Program autotuning has been demonstrated in many domains to achieve better or more portable performance. However, autotuners themselves are often not very portable between projects because using a domain informed search space representation is critical to achieving good results and because no single search technique performs best for all problems.
OpenTuner is a new framework for building domain-specific multi-objective program autotuners. OpenTuner supports fully customizable configuration representations, an extensible technique representation to allow for domain-specific techniques, and an easy to use interface for communicating with the tuned program. A key capability inside OpenTuner is the use of ensembles of disparate search techniques simultaneously, techniques which perform well will receive larger testing budgets and techniques which perform poorly will be disabled.
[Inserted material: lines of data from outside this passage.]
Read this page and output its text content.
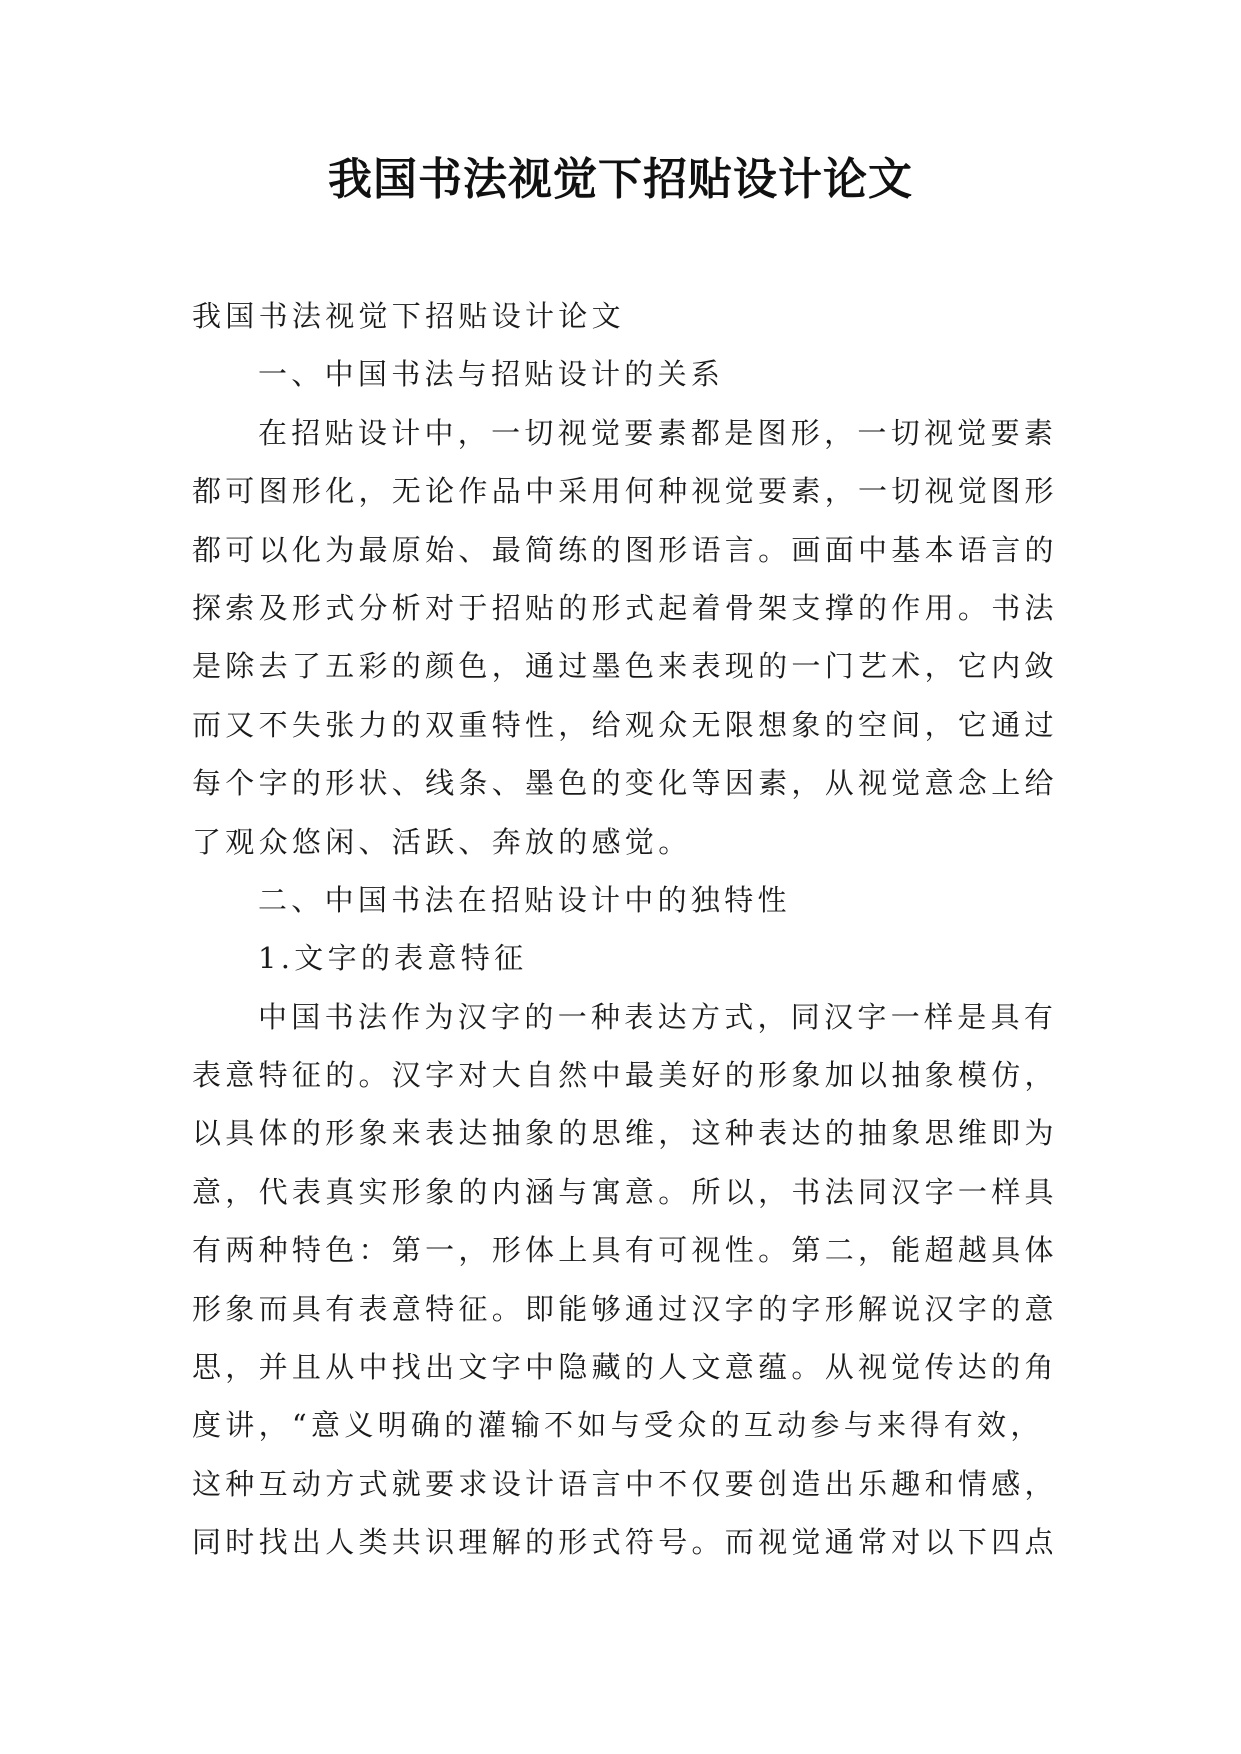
我国书法视觉下招贴设计论文
我国书法视觉下招贴设计论文
一、中国书法与招贴设计的关系
在招贴设计中，一切视觉要素都是图形，一切视觉要素
都可图形化，无论作品中采用何种视觉要素，一切视觉图形
都可以化为最原始、最简练的图形语言。画面中基本语言的
探索及形式分析对于招贴的形式起着骨架支撑的作用。书法
是除去了五彩的颜色，通过墨色来表现的一门艺术，它内敛
而又不失张力的双重特性，给观众无限想象的空间，它通过
每个字的形状、线条、墨色的变化等因素，从视觉意念上给
了观众悠闲、活跃、奔放的感觉。
二、中国书法在招贴设计中的独特性
1.文字的表意特征
中国书法作为汉字的一种表达方式，同汉字一样是具有
表意特征的。汉字对大自然中最美好的形象加以抽象模仿，
以具体的形象来表达抽象的思维，这种表达的抽象思维即为
意，代表真实形象的内涵与寓意。所以，书法同汉字一样具
有两种特色：第一，形体上具有可视性。第二，能超越具体
形象而具有表意特征。即能够通过汉字的字形解说汉字的意
思，并且从中找出文字中隐藏的人文意蕴。从视觉传达的角
度讲，“意义明确的灌输不如与受众的互动参与来得有效，
这种互动方式就要求设计语言中不仅要创造出乐趣和情感，
同时找出人类共识理解的形式符号。而视觉通常对以下四点
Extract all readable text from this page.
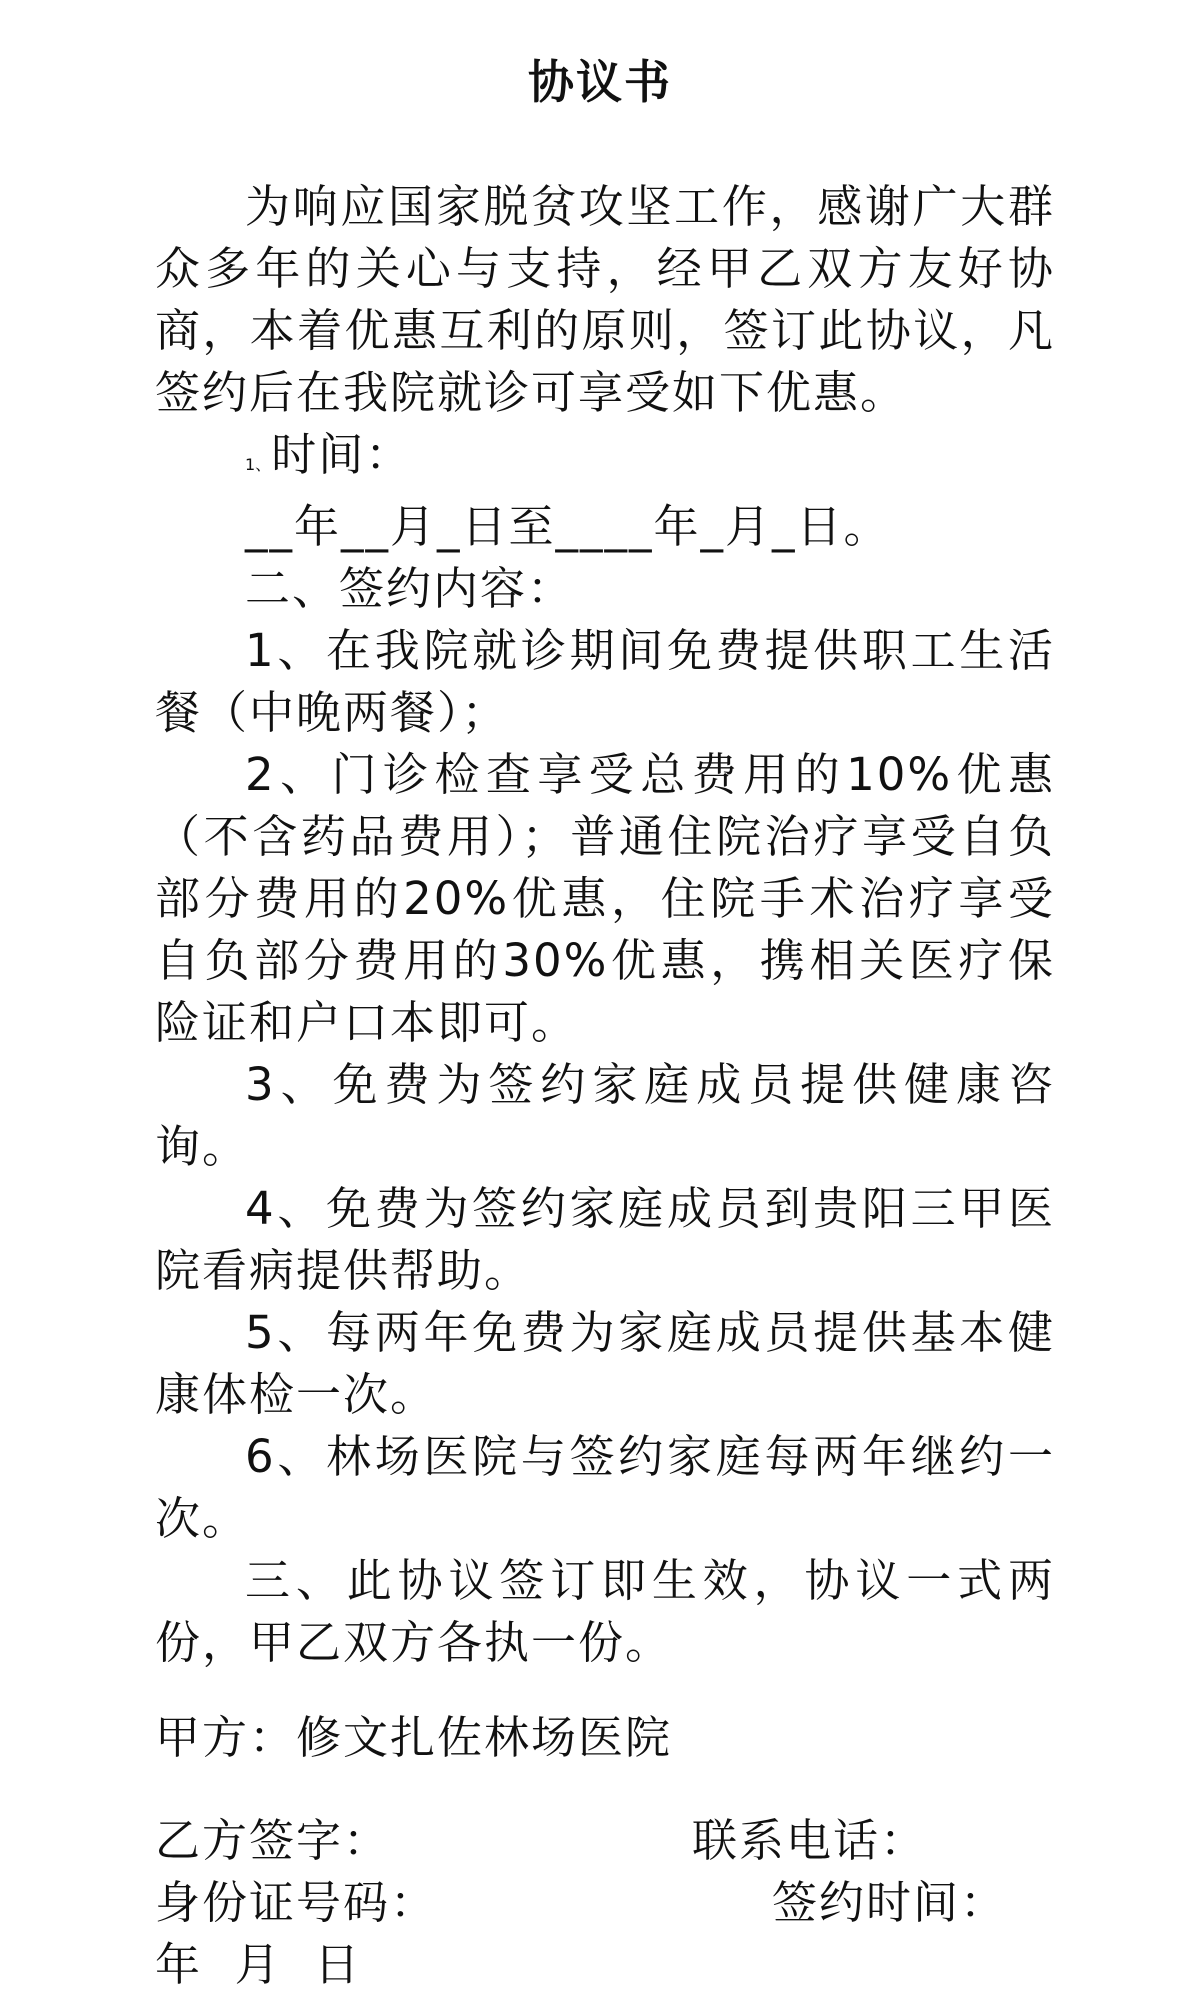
协议书

为响应国家脱贫攻坚工作，感谢广大群众多年的关心与支持，经甲乙双方友好协商，本着优惠互利的原则，签订此协议，凡签约后在我院就诊可享受如下优惠。

1、时间：

__年__月_日至____年_月_日。

二、签约内容：

1、在我院就诊期间免费提供职工生活餐（中晚两餐）；

2、门诊检查享受总费用的10%优惠（不含药品费用）；普通住院治疗享受自负部分费用的20%优惠，住院手术治疗享受自负部分费用的30%优惠，携相关医疗保险证和户口本即可。

3、免费为签约家庭成员提供健康咨询。

4、免费为签约家庭成员到贵阳三甲医院看病提供帮助。

5、每两年免费为家庭成员提供基本健康体检一次。

6、林场医院与签约家庭每两年继约一次。

三、此协议签订即生效，协议一式两份，甲乙双方各执一份。

甲方：修文扎佐林场医院
乙方签字：	联系电话：
身份证号码：	签约时间：
年  月  日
OpenTuner requires python 3.7+ and sqlite3 (or your supported database backend of choice). Install with:
sudo pip install opentuner
or
pip install --user opentuner
For development or running examples out of a git checkout, we recommend using miniconda3.
conda create --name=opentuner python=3.8
conda activate opentuner
pip install -r requirements.txt -r optional-requirements.txt
python setup.py develop
To check an installation you can run tests:
pytest tests/*
Or run an example program:
./examples/rosenbrock/rosenbrock.py
- OpenTuner: An Extensible Framework for Program Autotuning.
Jason Ansel, Shoaib Kamil, Kalyan Veeramachaneni, Jonathan Ragan-Kelley, Jeffrey Bosboom, Una-May O'Reilly, Saman Amarasinghe.
International Conference on Parallel Architectures and Compilation Techniques.
Edmonton, Canada. August, 2014. Slides. Bibtex.
The preferred way to contribute code to OpenTuner is to fork the project on github and submit a pull request.
OpenTuner is supported in part by the United States Department of Energy X-Stack program as part of D-TEC.